JAKARTA (Reuters) - Indonesian authorities suspect a Sumatran elephant found dead in a palm oil plantation may have been poisoned or electrocuted, marking the second time in a week a carcass of the critically endangered animal has been discovered, officials said.
Only about 2,400-2,800 Sumatran elephants are left in the world, putting them on the brink of extinction, according to the World Wildlife Fund (WWF).
The 25-year-old female elephant, which weighed three tonnes, was estimated to have been dead for about a week when found on Wednesday in the plantation in Aceh province, according to veterinarian from its Natural Resources Conservation Agency.
“There were no physical wounds, which may indicate either death by electricity or poison but to be sure it has to be based on a laboratory test,” Agus Aryanto, the agency’s head, said by telephone.
Elephants frequently enter plantations in the area to feed on palm oil fruits, especially during the rainy season, he said, adding a team had this week been trying to prevent elephants straying onto human settlements.

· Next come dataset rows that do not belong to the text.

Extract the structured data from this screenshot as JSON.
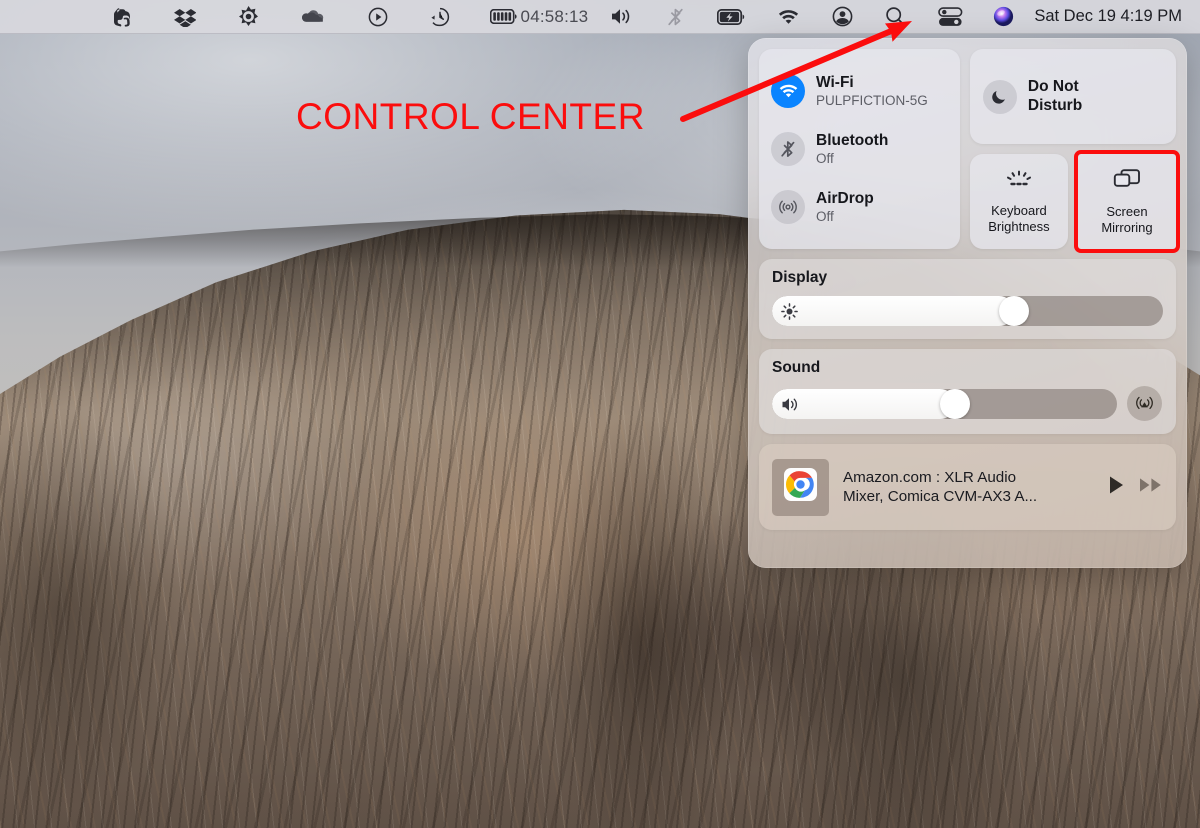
{
  "menubar": {
    "icons": [
      {
        "name": "evernote-icon",
        "label": "Evernote"
      },
      {
        "name": "dropbox-icon",
        "label": "Dropbox"
      },
      {
        "name": "avast-icon",
        "label": "Avast"
      },
      {
        "name": "onedrive-icon",
        "label": "OneDrive"
      },
      {
        "name": "play-circle-icon",
        "label": "Media Player"
      },
      {
        "name": "time-machine-icon",
        "label": "Time Machine"
      },
      {
        "name": "battery-timer-icon",
        "label": "Battery Timer"
      }
    ],
    "battery_timer": "04:58:13",
    "right_icons": [
      {
        "name": "volume-icon",
        "label": "Volume"
      },
      {
        "name": "bluetooth-off-icon",
        "label": "Bluetooth Off"
      },
      {
        "name": "battery-charging-icon",
        "label": "Battery Charging"
      },
      {
        "name": "wifi-icon",
        "label": "Wi-Fi"
      },
      {
        "name": "user-account-icon",
        "label": "Fast User Switching"
      },
      {
        "name": "search-icon",
        "label": "Spotlight Search"
      },
      {
        "name": "control-center-icon",
        "label": "Control Center"
      },
      {
        "name": "siri-icon",
        "label": "Siri"
      }
    ],
    "clock": "Sat Dec 19  4:19 PM"
  },
  "annotation": {
    "text": "CONTROL CENTER",
    "color": "#fb0d0d",
    "arrow_from": "683,118",
    "arrow_to": "912,21"
  },
  "control_center": {
    "toggles": [
      {
        "name": "wifi",
        "title": "Wi-Fi",
        "subtitle": "PULPFICTION-5G",
        "state": "on",
        "icon": "wifi-icon"
      },
      {
        "name": "bluetooth",
        "title": "Bluetooth",
        "subtitle": "Off",
        "state": "off",
        "icon": "bluetooth-off-icon"
      },
      {
        "name": "airdrop",
        "title": "AirDrop",
        "subtitle": "Off",
        "state": "off",
        "icon": "airdrop-icon"
      }
    ],
    "do_not_disturb": {
      "label": "Do Not\nDisturb",
      "line1": "Do Not",
      "line2": "Disturb",
      "icon": "moon-icon",
      "state": "off"
    },
    "tiles": [
      {
        "name": "keyboard-brightness",
        "line1": "Keyboard",
        "line2": "Brightness",
        "icon": "keyboard-brightness-icon",
        "highlighted": false
      },
      {
        "name": "screen-mirroring",
        "line1": "Screen",
        "line2": "Mirroring",
        "icon": "screen-mirroring-icon",
        "highlighted": true
      }
    ],
    "display": {
      "title": "Display",
      "value": 62,
      "icon": "brightness-icon"
    },
    "sound": {
      "title": "Sound",
      "value": 53,
      "icon": "speaker-icon",
      "airplay_icon": "airplay-icon"
    },
    "media": {
      "app_icon": "chrome-icon",
      "title": "Amazon.com : XLR Audio Mixer, Comica CVM-AX3 A...",
      "line1": "Amazon.com : XLR Audio",
      "line2": "Mixer, Comica CVM-AX3 A...",
      "play_icon": "play-icon",
      "next_icon": "fast-forward-icon"
    }
  },
  "colors": {
    "accent_blue": "#0a84ff",
    "annotation_red": "#fb0d0d",
    "menubar_bg": "#d8d8dd",
    "panel_text": "#16171c"
  }
}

Habitat loss and conflict with human have in recent years slashed the number of Sumatran elephants, which are found in tropical forests mainly on Sumatra and Borneo islands.
Another male Sumatran elephant was found decapitated and with its tusks removed in Riau province on Tuesday.
“Its tusks were cut off forcefully using a sharp tool,” said Heru Sutmantoro of the Natural Resources Conservation Agency in Riau. He said the elephant’s separated head and trunk were lying close to the carcass.
Tests showed the 40-year-old elephant had no wounds and there was no indication of poisoning, he said.
Poaching and the illegal trade in wildlife remain rampant in Indonesia, despite efforts by authorities to crack down.
Under Indonesian law, poachers can be jailed for up to 10 years and fined up to 200 million rupiah ($14,200).
This year, a Russian man was detained at the airport on the island of Bali trying to smuggle a young orangutan in a suitcase.